Tak dapat dipungkiri, utang di masa pandemi bagi sebagian orang menjadi pilihan, misalnya digunakan untuk investasi dalam bidang usaha atau pekerjaan yang baru ditekuni. Atau, mencari peluang baru di mana terdapat peluang-peluang baru yang bisa dimanfaatkan pada masa pandemi.
Hanya sebagian orang yang memilih berutang untuk keperluan konsumsi di masa sulit seperti sekarang ini. Kenyataannya, masih cukup banyak orang juga melakukan hal itu. Utang sebetulnya adalah hal yang sangat baik jika dilakukan dengan rencana dan perhitungan yang terukur. Darimana, hutang tersebut digunakan untuk apa, dan berapa perhitungan besaran yang bisa kita dapat dari investasi yang dilakukan.
Termasuk, kemungkinan terburuk dan kemungkinan terbaiknya. Dan, kita hitung juga apa dan dari mana kita bisa mengembalikan utang tersebut, berupa cicilan. Ketika kemungkinan terburuk terjadi, yakni saat kita tidak bisa melanjutkan cicilan, perlu juga disiapkan rencana terburuk apa yang kita lakukan, termasuk misalnya kehilangan aset yang dijaminkan.
Utang Patologis
Kali ini, saya juga akan membahas sisi kesehatan mental dari berutang. Ada kebiasaan berutang yang patologis, dalam artian tidak wajar. Jadi tidak dilakukan dengan rencana dan perhitungan terukur. Lebih banyak bersifat impulsif. Cukup banyak orang berutang hanya karena ada peluang untuk dapat berutang, entah tanpa jaminan atau dengan potongan dan bunga besar pun tetap diterima. Bagi mereka, yang terpenting bisa mendapat peluang menambah utang. Bahkan, ketika keperluannya tidak jelas atau tidak ada keperluan mendesak yang perlu diselesaikan dengan cara berutang. Dan, tidak mempunyai rencana dari mana dan bagaimana nanti mengembalikan hutang itu.
Banyak juga yang beralasan, berutang yang bersifat patologis ini digunakan untuk investasi, padahal investasi yang dilakukan lebih banyak bernuansa gambling atau spekulasi.

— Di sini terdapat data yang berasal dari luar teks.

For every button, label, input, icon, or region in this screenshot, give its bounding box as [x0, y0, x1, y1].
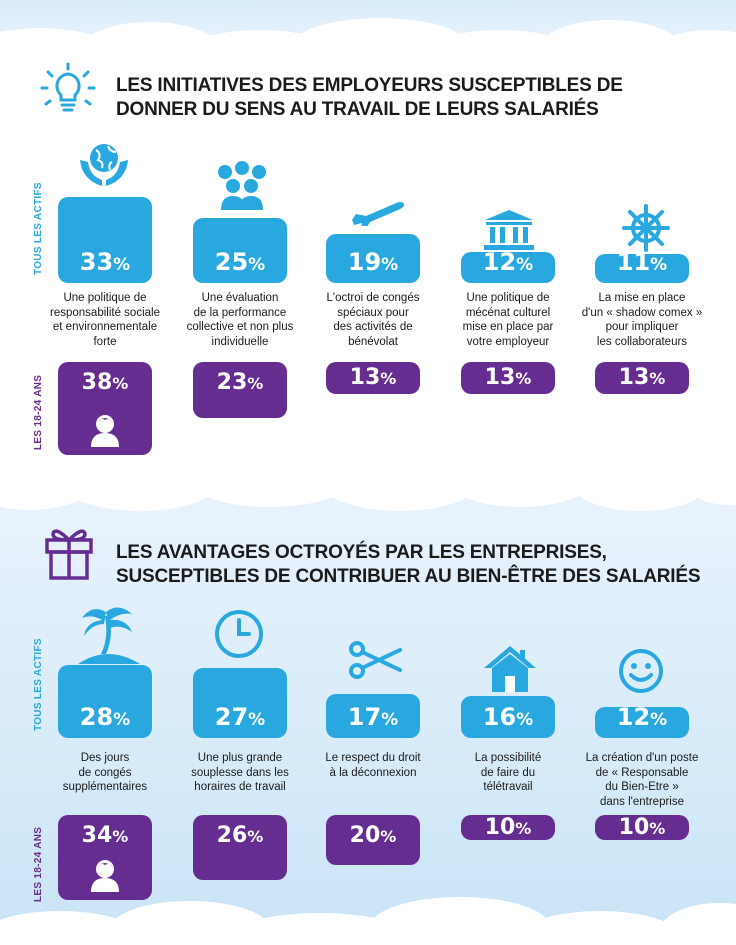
- section2-bar-all-5: 12%: [595, 702, 689, 738]
- section2-bar-all-4: 16%: [461, 696, 555, 738]
- section2-title: LES AVANTAGES OCTROYÉS PAR LES ENTREPRIS…: [116, 541, 700, 589]
- clock-icon: [215, 610, 263, 658]
- section1-bar-young-2: 23%: [193, 362, 287, 419]
- section2-bar-all-3: 17%: [326, 693, 420, 738]
- section2-bar-all-2: 27%: [193, 667, 287, 738]
- section2-bar-all-label-5: 12%: [616, 702, 668, 731]
- section1-bar-all-1: 33%: [58, 197, 152, 283]
- section2-bar-young-label-5: 10%: [618, 815, 666, 840]
- clouds-middle: [0, 455, 736, 511]
- helm-icon: [622, 204, 670, 252]
- section2-bar-all-label-1: 28%: [79, 702, 131, 731]
- person-icon: [91, 415, 119, 448]
- scissors-icon: [349, 641, 402, 679]
- section1-bar-young-4: 13%: [461, 362, 555, 394]
- section1-category-label-4: Une politique de mécénat culturel mise en …: [462, 292, 554, 348]
- section1-bar-all-label-1: 33%: [79, 247, 131, 276]
- clouds-top: [0, 18, 736, 88]
- house-icon: [484, 646, 536, 692]
- section2-category-label-1: Des jours de congés supplémentaires: [62, 752, 148, 793]
- section1-title-line1: LES INITIATIVES DES EMPLOYEURS SUSCEPTIB…: [116, 75, 623, 96]
- airplane-icon: [352, 202, 405, 226]
- section2-bar-young-label-4: 10%: [484, 815, 532, 840]
- section1-bar-young-1: 38%: [58, 362, 152, 456]
- group-icon: [218, 161, 266, 210]
- gift-icon: [45, 529, 93, 580]
- section2-bar-all-label-2: 27%: [214, 702, 266, 731]
- section2-category-label-2: Une plus grande souplesse dans les horaire…: [191, 752, 289, 793]
- section1-title: LES INITIATIVES DES EMPLOYEURS SUSCEPTIB…: [116, 74, 623, 122]
- section1-bar-all-2: 25%: [193, 218, 287, 283]
- section1-category-label-2: Une évaluation de la performance collectiv…: [186, 292, 294, 348]
- section2-bar-young-label-1: 34%: [81, 823, 129, 848]
- section2-bar-all-label-4: 16%: [482, 702, 534, 731]
- clouds-bottom: [0, 897, 736, 945]
- museum-icon: [484, 210, 534, 250]
- section1-bar-young-label-3: 13%: [349, 365, 397, 390]
- section1-bar-young-label-4: 13%: [484, 365, 532, 390]
- section2-row-label-young: LES 18-24 ANS: [33, 826, 44, 902]
- section1-category-label-5: La mise en place d'un « shadow comex » pou…: [581, 292, 703, 348]
- section1-bar-all-4: 12%: [461, 247, 555, 283]
- section2-row-label-all: TOUS LES ACTIFS: [33, 638, 44, 731]
- globe-hands-icon: [80, 144, 128, 186]
- section2-bar-young-4: 10%: [461, 815, 555, 840]
- section1-bar-young-label-1: 38%: [81, 370, 129, 395]
- section2-bar-all-1: 28%: [58, 665, 152, 738]
- section1-bar-all-label-5: 11%: [616, 247, 668, 276]
- section1-bar-young-label-2: 23%: [216, 370, 264, 395]
- section1-bar-all-5: 11%: [595, 250, 689, 283]
- smiley-icon: [619, 649, 663, 693]
- section1-bar-young-3: 13%: [326, 362, 420, 394]
- section1-row-label-all: TOUS LES ACTIFS: [33, 182, 44, 275]
- person-icon: [91, 860, 119, 892]
- section2-title-line1: LES AVANTAGES OCTROYÉS PAR LES ENTREPRIS…: [116, 542, 607, 563]
- lightbulb-icon: [40, 62, 96, 112]
- section2-bar-young-1: 34%: [58, 815, 152, 900]
- section2-category-label-5: La création d'un poste de « Responsable du…: [585, 752, 699, 808]
- section1-bar-young-label-5: 13%: [618, 365, 666, 390]
- section1-category-label-3: L'octroi de congés spéciaux pour des activ…: [326, 292, 420, 348]
- section1-bar-all-label-3: 19%: [347, 247, 399, 276]
- section2-category-label-3: Le respect du droit à la déconnexion: [325, 752, 421, 779]
- section2-category-label-4: La possibilité de faire du télétravail: [474, 752, 542, 793]
- section1-bar-all-label-4: 12%: [482, 247, 534, 276]
- palm-island-icon: [78, 607, 140, 664]
- section1-title-line2: DONNER DU SENS AU TRAVAIL DE LEURS SALAR…: [116, 99, 599, 120]
- section2-title-line2: SUSCEPTIBLES DE CONTRIBUER AU BIEN-ÊTRE …: [116, 566, 701, 587]
- section1-bar-young-5: 13%: [595, 362, 689, 394]
- section1-row-label-young: LES 18-24 ANS: [33, 374, 44, 450]
- section2-bar-young-label-2: 26%: [216, 823, 264, 848]
- section1-bar-all-3: 19%: [326, 233, 420, 283]
- section2-bar-young-2: 26%: [193, 815, 287, 880]
- section2-bar-young-label-3: 20%: [349, 823, 397, 848]
- section2-bar-young-3: 20%: [326, 815, 420, 865]
- sky-background-top: [0, 0, 736, 88]
- section2-bar-all-label-3: 17%: [347, 702, 399, 731]
- section2-bar-young-5: 10%: [595, 815, 689, 840]
- section1-category-label-1: Une politique de responsabilité sociale et…: [50, 292, 160, 348]
- section1-bar-all-label-2: 25%: [214, 248, 266, 276]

Ada yang menekuni trading tetapi dengan dasar kemampuan yang tidak jelas, jadi hanya dengan bermodal emosi, atau karena teriming-imingi oleh kesuksesan orang lain yang cukup besar.
Padahal kita tahu trading jika dilakukan hanya dengan menggunakan emosi justru membuat diri kita gagal dan berutang lebih banyak. Akhirnya, banyak orang yang ‘gali lubang-tutup lubang’ untuk utang ini. Ketika ditanyakan sebenarnya uang hasil utang itu digunakan untuk apa, mereka sulit menjawab karena tidak ada barang yang tersisa dari hasil utang tersebut.
Pinjaman Online
Banyak didapati, orang-orang yang mengalami hal ini tidak belajar dari kesalahan, bahkan tidak merasa bersalah. Bahkan kini, dengan adanya pinjaman online yang sebenarnya tidak dijaminkan oleh pemerintah, membuat orang-orang yang mengalami hutang patologis ini banyak yang terjebak pada pinjaman online.
Beberapa klien saya mengatakan, justru mengalami kekerasan berbasis gender online ketika tidak mampu mengembalikan pinjaman. Di mana semua orang, keluarga, dan teman ditelepon berulang-ulang, bahkan ada yang diperas dengan cara bermacam-macam; dimintakan foto telanjang, diajak berhubungan seksual dan sebagainya. Hal ini menambah resiko masalah kesehatan mental akibat kekerasan tersebut.
Hal-hal ini dinamakan berutang patologis, gangguan jiwa yang merupakan varian dari judi patologis, yaitu sebuah kecanduan perilaku. Jadi, kecanduan saat ini tidak hanya berupa kecanduan zat atau narkoba tetapi ada juga adiksi atau kecanduan berupa perilaku, yang membuat kerusakan otak serupa dimana terdapat kerusakan di bagian-bagian otak yang membuat kita menjadi impulsif. Ingin segera mendapatkan kenyamanan ataupun reward di dalam otak kita, tanpa berpikir dengan matang.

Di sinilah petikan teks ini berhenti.